Draco shook his head. “You are so naïve.”
“Better than being cynical,” Potter retorted.
“Oh, is it,” he said sarcastically.
“I think so, yeah.”
---
Later that night, Draco couldn’t get Potter’s words out of his head. He had always thought that unconditional love was stupid. And it still was. But the more he thought about it, the more he thought it might be a nice kind of stupid. At least for a little while.
---
It was scary, really, how Draco was becoming obsessed with Harry Potter. He always had been, but now it was different. Harry had stopped responding to Draco’s mocking and insults and when Draco would cast a hex at him he would just block it and carry on. It was infuriating, really. The only way to make the boy show any kind of emotion was to talk to him. It had been this way almost a month.
Incorrigible.
“So, Scarface. Ready for a battle of epic proportions, with curses that barely miss and some witty banter sprinkled in for good measure?”
“The Charms exam? I’m gonna kick your arse, Ferret.”
“Not bloody likely. You couldn’t master a charm if it walked up to you with a pair of handcuffs and asked you very nicely if you could please take mastership of it.”
“Yeah, well, you couldn’t pass an exam if it was handed to you with the answers already written on it!”
“Settle down, class. The questions are on the board. No more talking,” Flitwick admonished.
This is what Draco had been reduced to. Repartee. Having a laugh. Teasing, with no hard feelings. It was ghastly. But it was all he could do.
---
“I told you, Scar-potty-face-head.”
“You beat me by only four points!”
“What?”
“I said you beat me by—“
“‘You beat me,’ says the loser,” Draco said, and smirked. Padma Patil gave him a strange look. Almost angry.
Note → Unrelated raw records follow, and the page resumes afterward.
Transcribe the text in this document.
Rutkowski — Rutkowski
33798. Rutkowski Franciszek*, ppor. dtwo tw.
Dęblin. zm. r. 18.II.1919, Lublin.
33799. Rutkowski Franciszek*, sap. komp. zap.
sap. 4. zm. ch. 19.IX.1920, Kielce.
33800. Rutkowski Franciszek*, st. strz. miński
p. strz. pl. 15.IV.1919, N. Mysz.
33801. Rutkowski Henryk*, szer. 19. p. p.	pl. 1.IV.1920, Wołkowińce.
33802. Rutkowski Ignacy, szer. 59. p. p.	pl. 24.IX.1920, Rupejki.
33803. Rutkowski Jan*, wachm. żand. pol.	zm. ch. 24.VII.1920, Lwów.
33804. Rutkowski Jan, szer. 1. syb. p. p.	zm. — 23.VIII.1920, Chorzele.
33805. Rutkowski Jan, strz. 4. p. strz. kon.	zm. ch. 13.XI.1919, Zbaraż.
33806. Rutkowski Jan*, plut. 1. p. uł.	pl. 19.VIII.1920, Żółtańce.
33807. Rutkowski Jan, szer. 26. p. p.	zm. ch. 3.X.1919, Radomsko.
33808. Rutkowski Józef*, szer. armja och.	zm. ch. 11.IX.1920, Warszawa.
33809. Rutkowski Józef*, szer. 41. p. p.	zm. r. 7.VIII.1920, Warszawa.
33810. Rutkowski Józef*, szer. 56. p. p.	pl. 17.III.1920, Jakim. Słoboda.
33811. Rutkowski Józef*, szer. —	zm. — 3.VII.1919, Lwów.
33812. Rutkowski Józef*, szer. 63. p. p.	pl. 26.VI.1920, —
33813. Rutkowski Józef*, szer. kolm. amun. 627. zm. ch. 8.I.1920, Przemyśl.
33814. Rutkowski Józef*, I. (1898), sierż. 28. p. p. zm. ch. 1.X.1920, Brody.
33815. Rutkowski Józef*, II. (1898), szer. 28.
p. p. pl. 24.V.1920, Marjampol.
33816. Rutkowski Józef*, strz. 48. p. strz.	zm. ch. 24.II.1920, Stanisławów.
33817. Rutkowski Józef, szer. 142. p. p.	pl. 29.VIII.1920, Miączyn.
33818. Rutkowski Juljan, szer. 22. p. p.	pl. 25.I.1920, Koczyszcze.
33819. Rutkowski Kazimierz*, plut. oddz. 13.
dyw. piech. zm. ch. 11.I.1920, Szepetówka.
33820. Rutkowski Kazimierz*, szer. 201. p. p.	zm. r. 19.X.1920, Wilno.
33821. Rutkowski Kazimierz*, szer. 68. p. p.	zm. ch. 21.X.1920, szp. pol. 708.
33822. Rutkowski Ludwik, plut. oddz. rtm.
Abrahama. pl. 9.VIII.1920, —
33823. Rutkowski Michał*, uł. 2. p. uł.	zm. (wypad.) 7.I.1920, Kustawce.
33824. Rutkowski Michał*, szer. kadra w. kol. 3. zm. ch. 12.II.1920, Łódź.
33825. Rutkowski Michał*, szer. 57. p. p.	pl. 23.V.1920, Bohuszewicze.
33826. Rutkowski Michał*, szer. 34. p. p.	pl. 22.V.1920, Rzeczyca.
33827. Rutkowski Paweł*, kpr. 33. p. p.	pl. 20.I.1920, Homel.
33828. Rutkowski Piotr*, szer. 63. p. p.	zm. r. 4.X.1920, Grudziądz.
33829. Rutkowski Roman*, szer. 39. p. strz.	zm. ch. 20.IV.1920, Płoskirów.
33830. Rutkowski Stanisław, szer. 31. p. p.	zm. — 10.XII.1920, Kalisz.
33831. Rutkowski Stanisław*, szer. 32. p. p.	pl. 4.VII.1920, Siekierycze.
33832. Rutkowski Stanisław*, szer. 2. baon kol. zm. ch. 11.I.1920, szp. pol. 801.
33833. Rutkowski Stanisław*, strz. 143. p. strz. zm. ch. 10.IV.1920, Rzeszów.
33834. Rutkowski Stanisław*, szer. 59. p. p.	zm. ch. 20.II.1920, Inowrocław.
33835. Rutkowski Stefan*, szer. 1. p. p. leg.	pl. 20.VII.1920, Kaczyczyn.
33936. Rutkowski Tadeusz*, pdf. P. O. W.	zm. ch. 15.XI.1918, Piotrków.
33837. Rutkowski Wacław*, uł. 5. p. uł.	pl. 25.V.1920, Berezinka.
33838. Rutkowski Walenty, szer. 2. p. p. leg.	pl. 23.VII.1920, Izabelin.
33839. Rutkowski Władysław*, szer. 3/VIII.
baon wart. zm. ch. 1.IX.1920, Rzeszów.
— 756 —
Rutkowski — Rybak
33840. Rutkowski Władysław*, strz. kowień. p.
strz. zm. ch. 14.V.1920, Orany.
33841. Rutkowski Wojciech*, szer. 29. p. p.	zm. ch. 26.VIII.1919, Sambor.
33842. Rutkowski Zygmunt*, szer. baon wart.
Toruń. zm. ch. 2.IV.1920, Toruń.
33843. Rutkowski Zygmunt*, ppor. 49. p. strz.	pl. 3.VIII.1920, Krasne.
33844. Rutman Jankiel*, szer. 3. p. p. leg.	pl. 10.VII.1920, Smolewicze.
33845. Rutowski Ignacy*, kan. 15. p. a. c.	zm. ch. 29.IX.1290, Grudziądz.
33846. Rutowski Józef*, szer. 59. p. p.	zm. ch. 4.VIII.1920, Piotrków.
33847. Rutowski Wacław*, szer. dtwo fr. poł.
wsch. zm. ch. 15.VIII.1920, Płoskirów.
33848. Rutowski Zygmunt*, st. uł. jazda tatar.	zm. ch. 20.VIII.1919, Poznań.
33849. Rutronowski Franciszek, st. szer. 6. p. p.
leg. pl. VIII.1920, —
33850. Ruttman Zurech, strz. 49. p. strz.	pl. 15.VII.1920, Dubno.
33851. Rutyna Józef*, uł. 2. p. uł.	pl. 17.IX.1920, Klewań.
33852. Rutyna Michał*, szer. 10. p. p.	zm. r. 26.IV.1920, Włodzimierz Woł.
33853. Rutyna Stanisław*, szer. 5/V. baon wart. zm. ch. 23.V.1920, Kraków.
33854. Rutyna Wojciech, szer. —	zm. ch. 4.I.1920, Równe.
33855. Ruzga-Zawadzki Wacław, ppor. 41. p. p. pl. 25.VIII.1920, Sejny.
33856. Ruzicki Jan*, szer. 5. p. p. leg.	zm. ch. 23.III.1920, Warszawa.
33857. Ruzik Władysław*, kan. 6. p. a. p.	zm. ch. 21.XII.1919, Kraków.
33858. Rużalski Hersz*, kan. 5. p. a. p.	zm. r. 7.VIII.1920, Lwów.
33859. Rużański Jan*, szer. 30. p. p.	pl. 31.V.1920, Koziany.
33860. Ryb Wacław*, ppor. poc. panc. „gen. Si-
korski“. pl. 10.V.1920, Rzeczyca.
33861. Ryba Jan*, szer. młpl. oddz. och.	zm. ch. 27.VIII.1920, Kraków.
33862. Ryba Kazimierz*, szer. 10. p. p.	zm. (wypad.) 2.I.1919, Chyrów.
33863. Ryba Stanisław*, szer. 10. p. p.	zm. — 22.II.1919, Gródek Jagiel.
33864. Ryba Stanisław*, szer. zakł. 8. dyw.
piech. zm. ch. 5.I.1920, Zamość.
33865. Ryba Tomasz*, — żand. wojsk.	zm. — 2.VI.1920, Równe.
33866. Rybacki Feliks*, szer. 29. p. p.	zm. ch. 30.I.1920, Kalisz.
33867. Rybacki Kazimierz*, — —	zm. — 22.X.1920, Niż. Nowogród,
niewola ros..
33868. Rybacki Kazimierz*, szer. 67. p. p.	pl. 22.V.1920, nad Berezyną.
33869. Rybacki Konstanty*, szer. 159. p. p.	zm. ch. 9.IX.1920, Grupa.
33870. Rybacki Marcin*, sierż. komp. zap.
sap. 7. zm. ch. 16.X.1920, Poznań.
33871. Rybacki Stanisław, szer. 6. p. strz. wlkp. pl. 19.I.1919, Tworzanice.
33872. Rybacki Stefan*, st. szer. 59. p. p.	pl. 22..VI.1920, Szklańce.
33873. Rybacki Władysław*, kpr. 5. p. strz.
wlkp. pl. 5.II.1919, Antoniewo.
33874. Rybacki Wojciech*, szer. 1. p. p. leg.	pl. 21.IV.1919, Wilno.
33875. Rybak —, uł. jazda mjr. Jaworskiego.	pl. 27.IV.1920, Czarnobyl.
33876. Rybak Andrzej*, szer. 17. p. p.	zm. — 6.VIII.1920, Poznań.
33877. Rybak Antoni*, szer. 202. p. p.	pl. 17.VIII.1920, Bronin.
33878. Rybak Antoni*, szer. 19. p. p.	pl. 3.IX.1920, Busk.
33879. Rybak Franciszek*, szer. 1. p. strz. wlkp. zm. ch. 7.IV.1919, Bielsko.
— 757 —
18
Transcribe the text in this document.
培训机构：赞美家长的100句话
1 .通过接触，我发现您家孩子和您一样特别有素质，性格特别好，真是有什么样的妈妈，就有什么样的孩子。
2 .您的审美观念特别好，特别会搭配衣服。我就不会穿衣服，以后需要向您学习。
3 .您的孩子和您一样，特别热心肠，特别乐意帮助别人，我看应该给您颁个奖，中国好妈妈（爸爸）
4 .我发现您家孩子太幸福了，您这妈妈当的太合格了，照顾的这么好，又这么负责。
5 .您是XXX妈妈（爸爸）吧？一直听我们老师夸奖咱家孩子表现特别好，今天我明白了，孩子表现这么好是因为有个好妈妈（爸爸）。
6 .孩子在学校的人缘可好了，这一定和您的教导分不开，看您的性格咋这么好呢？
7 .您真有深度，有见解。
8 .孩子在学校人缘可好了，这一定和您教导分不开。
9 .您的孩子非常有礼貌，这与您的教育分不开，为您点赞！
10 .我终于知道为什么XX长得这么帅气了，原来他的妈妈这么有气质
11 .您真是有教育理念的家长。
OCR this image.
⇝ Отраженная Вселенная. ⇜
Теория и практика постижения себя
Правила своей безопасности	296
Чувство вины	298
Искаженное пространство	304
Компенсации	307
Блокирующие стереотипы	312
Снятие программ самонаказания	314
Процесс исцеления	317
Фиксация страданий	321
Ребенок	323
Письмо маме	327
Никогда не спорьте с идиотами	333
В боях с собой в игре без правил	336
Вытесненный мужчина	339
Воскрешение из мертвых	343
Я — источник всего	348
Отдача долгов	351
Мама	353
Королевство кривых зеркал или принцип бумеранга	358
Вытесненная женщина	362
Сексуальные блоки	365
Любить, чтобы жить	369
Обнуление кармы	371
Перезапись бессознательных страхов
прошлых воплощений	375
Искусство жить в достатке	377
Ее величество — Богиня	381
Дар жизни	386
Draco checked himself and found that his “I’m better than you,” smirk was looking sort of like his “you think I’m pretty, don’t you,” one. The color, what little of it there was, drained from his face.
“I gotta go,” Draco mumbled, and walked away quickly in the direction of the Ravenclaw dormitory.
---
Padma caught up to him. “So, Draco. Are we going out or what?”
Draco coughed loudly. “Erm, should we be?”
“I think so,” she said.
“Well, I mean—“
“We’ve been making out for like, two weeks. Now it’s time to be boyfriend and girlfriend.”
“Is that how that works?” Draco muttered distractedly.
“Yes,” Padma replied easily.
Draco thought about it. It couldn’t hurt anything. Hopefully kissing Padma on a boyfriend/girlfriend level would take his mind off why he had smirked at Scarface like that. As he pulled Padma in for a kiss, the Dark Mark on his arm began prickling painfully.